那晚,延安的月亮特别亮,挂在宝塔山上空,照得延河水波光粼粼。他和杏姑坐在河沿,河水的倒影,像细碎的银子,揉在他们脸上,映照成两个亮晶晶的银盘。
“哥,你这一走,什么时候才能回来看我们娘俩呢?”杏姑带着哭腔问。
“杏儿,过了年就回,你可得等着我。”王大霖的心里也酸酸的。
“哥,能回不?”
“能。”
“你给个保证!”
“放心吧,杏儿,我就是人回不来,变成鬼也得回。”
杏姑“咦”的一声,哭出声来,软在王大霖怀里,两只手紧紧抓住他的衣袖,再也不想撒手。
“杏儿,我开玩笑的,你等着吧,我肯定能回来。”王大霖抚摸着杏姑的头发说。
“我不准你死,你要是死了,我也不想活在世上了。”
王大霖紧紧抱住杏姑,说:“杏儿,你应该知道,从参加革命的那天起,我就已经把生与死置之度外了。革命,肯定会有牺牲,你在延安这么多年,看到的,听到的,也不少了。这次,党组织把我派往上海,是对我最大的信任,你应该替我高兴才对。”

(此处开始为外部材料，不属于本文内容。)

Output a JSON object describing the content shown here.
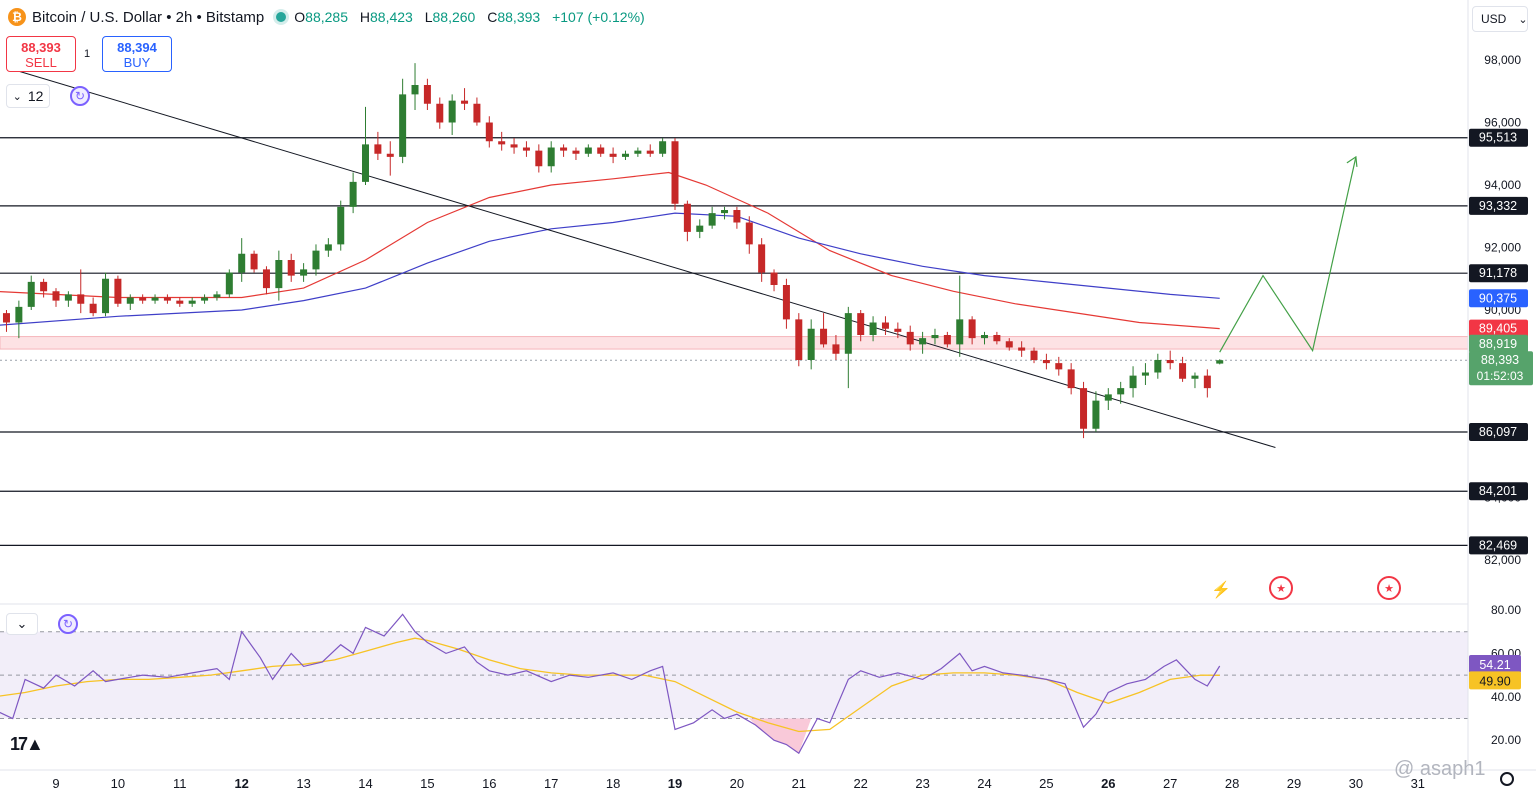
{
  "header": {
    "coin_icon": "bitcoin-icon",
    "coin_symbol": "₿",
    "title": "Bitcoin / U.S. Dollar • 2h • Bitstamp",
    "ohlc": {
      "o_label": "O",
      "o": "88,285",
      "h_label": "H",
      "h": "88,423",
      "l_label": "L",
      "l": "88,260",
      "c_label": "C",
      "c": "88,393",
      "change": "+107 (+0.12%)"
    }
  },
  "trade": {
    "sell_price": "88,393",
    "sell_label": "SELL",
    "buy_price": "88,394",
    "buy_label": "BUY",
    "spread": "1"
  },
  "indicators": {
    "count": "12",
    "rsi_chevron": "⌄"
  },
  "currency": {
    "selected": "USD",
    "chevron": "⌄"
  },
  "watermark": "@ asaph1",
  "chart_data": {
    "type": "candlestick",
    "x_ticks": [
      "9",
      "10",
      "11",
      "12",
      "13",
      "14",
      "15",
      "16",
      "17",
      "18",
      "19",
      "20",
      "21",
      "22",
      "23",
      "24",
      "25",
      "26",
      "27",
      "28",
      "29",
      "30",
      "31"
    ],
    "x_ticks_bold": [
      "12",
      "19",
      "26"
    ],
    "ylim": [
      80000,
      100000
    ],
    "y_ticks": [
      "98,000",
      "96,000",
      "94,000",
      "92,000",
      "90,000",
      "88,000",
      "86,000",
      "84,000",
      "82,000"
    ],
    "y_tick_values": [
      98000,
      96000,
      94000,
      92000,
      90000,
      88000,
      86000,
      84000,
      82000
    ],
    "horizontal_levels": [
      95513,
      93332,
      91178,
      86097,
      84201,
      82469
    ],
    "level_labels": [
      "95,513",
      "93,332",
      "91,178",
      "86,097",
      "84,201",
      "82,469"
    ],
    "zone": [
      88750,
      89150
    ],
    "price_tags": [
      {
        "label": "90,375",
        "value": 90375,
        "color": "#2962ff"
      },
      {
        "label": "89,405",
        "value": 89405,
        "color": "#f23645"
      },
      {
        "label": "88,919",
        "value": 88919,
        "color": "#56a36b"
      }
    ],
    "current_price": {
      "label": "88,393",
      "countdown": "01:52:03",
      "value": 88393,
      "color": "#56a36b"
    },
    "trendline": [
      {
        "x": 8.3,
        "y": 97700
      },
      {
        "x": 28.7,
        "y": 85600
      }
    ],
    "projection": [
      {
        "x": 27.8,
        "y": 88650
      },
      {
        "x": 28.5,
        "y": 91100
      },
      {
        "x": 29.3,
        "y": 88700
      },
      {
        "x": 30.0,
        "y": 94900
      }
    ],
    "candles": [
      [
        8.0,
        90900,
        91000,
        89600,
        89900
      ],
      [
        8.2,
        89900,
        90000,
        89300,
        89600
      ],
      [
        8.4,
        89600,
        90300,
        89100,
        90100
      ],
      [
        8.6,
        90100,
        91100,
        90000,
        90900
      ],
      [
        8.8,
        90900,
        91000,
        90400,
        90600
      ],
      [
        9.0,
        90600,
        90700,
        90100,
        90300
      ],
      [
        9.2,
        90300,
        90600,
        90100,
        90500
      ],
      [
        9.4,
        90500,
        91300,
        89900,
        90200
      ],
      [
        9.6,
        90200,
        90400,
        89800,
        89900
      ],
      [
        9.8,
        89900,
        91200,
        89800,
        91000
      ],
      [
        10.0,
        91000,
        91100,
        90100,
        90200
      ],
      [
        10.2,
        90200,
        90500,
        90000,
        90400
      ],
      [
        10.4,
        90400,
        90500,
        90200,
        90300
      ],
      [
        10.6,
        90300,
        90500,
        90200,
        90400
      ],
      [
        10.8,
        90400,
        90500,
        90200,
        90300
      ],
      [
        11.0,
        90300,
        90400,
        90100,
        90200
      ],
      [
        11.2,
        90200,
        90400,
        90100,
        90300
      ],
      [
        11.4,
        90300,
        90500,
        90200,
        90400
      ],
      [
        11.6,
        90400,
        90600,
        90300,
        90500
      ],
      [
        11.8,
        90500,
        91300,
        90400,
        91200
      ],
      [
        12.0,
        91200,
        92300,
        90900,
        91800
      ],
      [
        12.2,
        91800,
        91900,
        91200,
        91300
      ],
      [
        12.4,
        91300,
        91400,
        90500,
        90700
      ],
      [
        12.6,
        90700,
        91900,
        90300,
        91600
      ],
      [
        12.8,
        91600,
        91800,
        90900,
        91100
      ],
      [
        13.0,
        91100,
        91500,
        90900,
        91300
      ],
      [
        13.2,
        91300,
        92100,
        91100,
        91900
      ],
      [
        13.4,
        91900,
        92300,
        91700,
        92100
      ],
      [
        13.6,
        92100,
        93500,
        91900,
        93300
      ],
      [
        13.8,
        93300,
        94400,
        93100,
        94100
      ],
      [
        14.0,
        94100,
        96500,
        94000,
        95300
      ],
      [
        14.2,
        95300,
        95700,
        94800,
        95000
      ],
      [
        14.4,
        95000,
        95400,
        94300,
        94900
      ],
      [
        14.6,
        94900,
        97400,
        94700,
        96900
      ],
      [
        14.8,
        96900,
        97900,
        96400,
        97200
      ],
      [
        15.0,
        97200,
        97400,
        96400,
        96600
      ],
      [
        15.2,
        96600,
        96800,
        95800,
        96000
      ],
      [
        15.4,
        96000,
        96900,
        95600,
        96700
      ],
      [
        15.6,
        96700,
        97100,
        96400,
        96600
      ],
      [
        15.8,
        96600,
        96800,
        95900,
        96000
      ],
      [
        16.0,
        96000,
        96200,
        95200,
        95400
      ],
      [
        16.2,
        95400,
        95700,
        95100,
        95300
      ],
      [
        16.4,
        95300,
        95500,
        95000,
        95200
      ],
      [
        16.6,
        95200,
        95400,
        94900,
        95100
      ],
      [
        16.8,
        95100,
        95300,
        94400,
        94600
      ],
      [
        17.0,
        94600,
        95400,
        94400,
        95200
      ],
      [
        17.2,
        95200,
        95300,
        94900,
        95100
      ],
      [
        17.4,
        95100,
        95200,
        94800,
        95000
      ],
      [
        17.6,
        95000,
        95300,
        94900,
        95200
      ],
      [
        17.8,
        95200,
        95300,
        94900,
        95000
      ],
      [
        18.0,
        95000,
        95200,
        94700,
        94900
      ],
      [
        18.2,
        94900,
        95100,
        94800,
        95000
      ],
      [
        18.4,
        95000,
        95200,
        94900,
        95100
      ],
      [
        18.6,
        95100,
        95300,
        94900,
        95000
      ],
      [
        18.8,
        95000,
        95500,
        94900,
        95400
      ],
      [
        19.0,
        95400,
        95500,
        93200,
        93400
      ],
      [
        19.2,
        93400,
        93500,
        92200,
        92500
      ],
      [
        19.4,
        92500,
        92900,
        92300,
        92700
      ],
      [
        19.6,
        92700,
        93300,
        92600,
        93100
      ],
      [
        19.8,
        93100,
        93300,
        92900,
        93200
      ],
      [
        20.0,
        93200,
        93300,
        92600,
        92800
      ],
      [
        20.2,
        92800,
        93000,
        91800,
        92100
      ],
      [
        20.4,
        92100,
        92300,
        90900,
        91200
      ],
      [
        20.6,
        91200,
        91300,
        90600,
        90800
      ],
      [
        20.8,
        90800,
        91000,
        89400,
        89700
      ],
      [
        21.0,
        89700,
        89900,
        88200,
        88400
      ],
      [
        21.2,
        88400,
        89700,
        88100,
        89400
      ],
      [
        21.4,
        89400,
        89900,
        88800,
        88900
      ],
      [
        21.6,
        88900,
        89200,
        88400,
        88600
      ],
      [
        21.8,
        88600,
        90100,
        87500,
        89900
      ],
      [
        22.0,
        89900,
        90000,
        89000,
        89200
      ],
      [
        22.2,
        89200,
        89800,
        89000,
        89600
      ],
      [
        22.4,
        89600,
        89800,
        89200,
        89400
      ],
      [
        22.6,
        89400,
        89600,
        89100,
        89300
      ],
      [
        22.8,
        89300,
        89500,
        88700,
        88900
      ],
      [
        23.0,
        88900,
        89300,
        88600,
        89100
      ],
      [
        23.2,
        89100,
        89400,
        88900,
        89200
      ],
      [
        23.4,
        89200,
        89300,
        88800,
        88900
      ],
      [
        23.6,
        88900,
        91100,
        88500,
        89700
      ],
      [
        23.8,
        89700,
        89800,
        88900,
        89100
      ],
      [
        24.0,
        89100,
        89300,
        88900,
        89200
      ],
      [
        24.2,
        89200,
        89300,
        88900,
        89000
      ],
      [
        24.4,
        89000,
        89100,
        88700,
        88800
      ],
      [
        24.6,
        88800,
        89000,
        88500,
        88700
      ],
      [
        24.8,
        88700,
        88800,
        88300,
        88400
      ],
      [
        25.0,
        88400,
        88600,
        88100,
        88300
      ],
      [
        25.2,
        88300,
        88500,
        87900,
        88100
      ],
      [
        25.4,
        88100,
        88300,
        87300,
        87500
      ],
      [
        25.6,
        87500,
        87700,
        85900,
        86200
      ],
      [
        25.8,
        86200,
        87400,
        86100,
        87100
      ],
      [
        26.0,
        87100,
        87500,
        86800,
        87300
      ],
      [
        26.2,
        87300,
        87700,
        87000,
        87500
      ],
      [
        26.4,
        87500,
        88200,
        87200,
        87900
      ],
      [
        26.6,
        87900,
        88300,
        87600,
        88000
      ],
      [
        26.8,
        88000,
        88600,
        87800,
        88400
      ],
      [
        27.0,
        88400,
        88700,
        88100,
        88300
      ],
      [
        27.2,
        88300,
        88500,
        87700,
        87800
      ],
      [
        27.4,
        87800,
        88000,
        87500,
        87900
      ],
      [
        27.6,
        87900,
        88100,
        87200,
        87500
      ],
      [
        27.8,
        88285,
        88423,
        88260,
        88393
      ]
    ],
    "ma_red": [
      [
        8,
        90600
      ],
      [
        10,
        90400
      ],
      [
        12,
        90400
      ],
      [
        13,
        90700
      ],
      [
        14,
        91600
      ],
      [
        15,
        92800
      ],
      [
        16,
        93600
      ],
      [
        17,
        94000
      ],
      [
        18,
        94200
      ],
      [
        18.9,
        94400
      ],
      [
        19.5,
        94000
      ],
      [
        20.5,
        93100
      ],
      [
        21.5,
        91900
      ],
      [
        22.5,
        91100
      ],
      [
        23.5,
        90600
      ],
      [
        24.5,
        90200
      ],
      [
        25.5,
        89900
      ],
      [
        26.5,
        89600
      ],
      [
        27.8,
        89405
      ]
    ],
    "ma_blue": [
      [
        8,
        89500
      ],
      [
        10,
        89800
      ],
      [
        12,
        90000
      ],
      [
        13,
        90300
      ],
      [
        14,
        90700
      ],
      [
        15,
        91500
      ],
      [
        16,
        92200
      ],
      [
        17,
        92600
      ],
      [
        18,
        92800
      ],
      [
        19,
        93100
      ],
      [
        20,
        93000
      ],
      [
        21,
        92300
      ],
      [
        22,
        91800
      ],
      [
        23,
        91400
      ],
      [
        24,
        91100
      ],
      [
        25,
        90900
      ],
      [
        26,
        90700
      ],
      [
        27,
        90500
      ],
      [
        27.8,
        90375
      ]
    ],
    "rsi": {
      "y_ticks": [
        "80.00",
        "60.00",
        "40.00",
        "20.00"
      ],
      "y_tick_values": [
        80,
        60,
        40,
        20
      ],
      "ylim": [
        10,
        80
      ],
      "bands": [
        70,
        50,
        30
      ],
      "rsi_label": "54.21",
      "ma_label": "49.90",
      "rsi_value": 54.21,
      "ma_value": 49.9,
      "rsi_color": "#7e57c2",
      "ma_color": "#f7c325",
      "rsi_line": [
        [
          8.0,
          34
        ],
        [
          8.3,
          30
        ],
        [
          8.5,
          48
        ],
        [
          8.8,
          44
        ],
        [
          9.0,
          50
        ],
        [
          9.3,
          45
        ],
        [
          9.6,
          52
        ],
        [
          9.8,
          47
        ],
        [
          10.0,
          48
        ],
        [
          10.4,
          50
        ],
        [
          10.8,
          49
        ],
        [
          11.2,
          51
        ],
        [
          11.6,
          53
        ],
        [
          11.8,
          48
        ],
        [
          12.0,
          70
        ],
        [
          12.3,
          58
        ],
        [
          12.5,
          48
        ],
        [
          12.8,
          60
        ],
        [
          13.0,
          54
        ],
        [
          13.3,
          56
        ],
        [
          13.6,
          64
        ],
        [
          13.8,
          60
        ],
        [
          14.0,
          72
        ],
        [
          14.3,
          68
        ],
        [
          14.6,
          78
        ],
        [
          14.8,
          70
        ],
        [
          15.0,
          65
        ],
        [
          15.3,
          60
        ],
        [
          15.6,
          63
        ],
        [
          15.8,
          56
        ],
        [
          16.0,
          52
        ],
        [
          16.3,
          50
        ],
        [
          16.6,
          52
        ],
        [
          17.0,
          47
        ],
        [
          17.3,
          50
        ],
        [
          17.6,
          49
        ],
        [
          18.0,
          51
        ],
        [
          18.3,
          48
        ],
        [
          18.6,
          52
        ],
        [
          18.8,
          54
        ],
        [
          19.0,
          25
        ],
        [
          19.3,
          28
        ],
        [
          19.6,
          34
        ],
        [
          19.8,
          30
        ],
        [
          20.0,
          32
        ],
        [
          20.3,
          27
        ],
        [
          20.6,
          20
        ],
        [
          20.8,
          18
        ],
        [
          21.0,
          14
        ],
        [
          21.3,
          30
        ],
        [
          21.5,
          28
        ],
        [
          21.8,
          48
        ],
        [
          22.0,
          52
        ],
        [
          22.3,
          49
        ],
        [
          22.6,
          51
        ],
        [
          23.0,
          48
        ],
        [
          23.3,
          53
        ],
        [
          23.6,
          60
        ],
        [
          23.8,
          52
        ],
        [
          24.0,
          54
        ],
        [
          24.3,
          51
        ],
        [
          24.6,
          50
        ],
        [
          25.0,
          48
        ],
        [
          25.3,
          46
        ],
        [
          25.6,
          26
        ],
        [
          25.8,
          32
        ],
        [
          26.0,
          42
        ],
        [
          26.3,
          46
        ],
        [
          26.6,
          48
        ],
        [
          26.9,
          54
        ],
        [
          27.1,
          57
        ],
        [
          27.4,
          48
        ],
        [
          27.6,
          45
        ],
        [
          27.8,
          54.21
        ]
      ],
      "ma_line": [
        [
          8.0,
          40
        ],
        [
          8.5,
          42
        ],
        [
          9.0,
          45
        ],
        [
          9.5,
          47
        ],
        [
          10.0,
          48
        ],
        [
          10.5,
          48
        ],
        [
          11.0,
          49
        ],
        [
          11.5,
          50
        ],
        [
          12.0,
          52
        ],
        [
          12.5,
          54
        ],
        [
          13.0,
          55
        ],
        [
          13.5,
          57
        ],
        [
          14.0,
          61
        ],
        [
          14.5,
          65
        ],
        [
          14.8,
          67
        ],
        [
          15.0,
          66
        ],
        [
          15.5,
          62
        ],
        [
          16.0,
          57
        ],
        [
          16.5,
          53
        ],
        [
          17.0,
          51
        ],
        [
          17.5,
          50
        ],
        [
          18.0,
          50
        ],
        [
          18.5,
          50
        ],
        [
          19.0,
          47
        ],
        [
          19.5,
          40
        ],
        [
          20.0,
          33
        ],
        [
          20.5,
          28
        ],
        [
          21.0,
          24
        ],
        [
          21.5,
          25
        ],
        [
          22.0,
          35
        ],
        [
          22.5,
          45
        ],
        [
          23.0,
          50
        ],
        [
          23.5,
          51
        ],
        [
          24.0,
          51
        ],
        [
          24.5,
          50
        ],
        [
          25.0,
          48
        ],
        [
          25.5,
          42
        ],
        [
          26.0,
          37
        ],
        [
          26.5,
          42
        ],
        [
          27.0,
          48
        ],
        [
          27.5,
          50
        ],
        [
          27.8,
          49.9
        ]
      ]
    }
  }
}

杏姑哭得更厉害了,说:“我当然替你高兴,我恨不得你马上立功,恨不得咱们取得最后胜利,恨不得明天就停止战争,可是,可是……我和孩子,如果你真的没了,你可让我们娘俩怎么过啊?”
他们的孩子才六七岁,要是自己真的牺牲,杏姑可怎么办呢?之前看到的牺牲,都是别人的牺牲。他可以悲伤,或者唏嘘,然后化悲痛为力量,但这事要是摊在自己家,他还真的没有想过。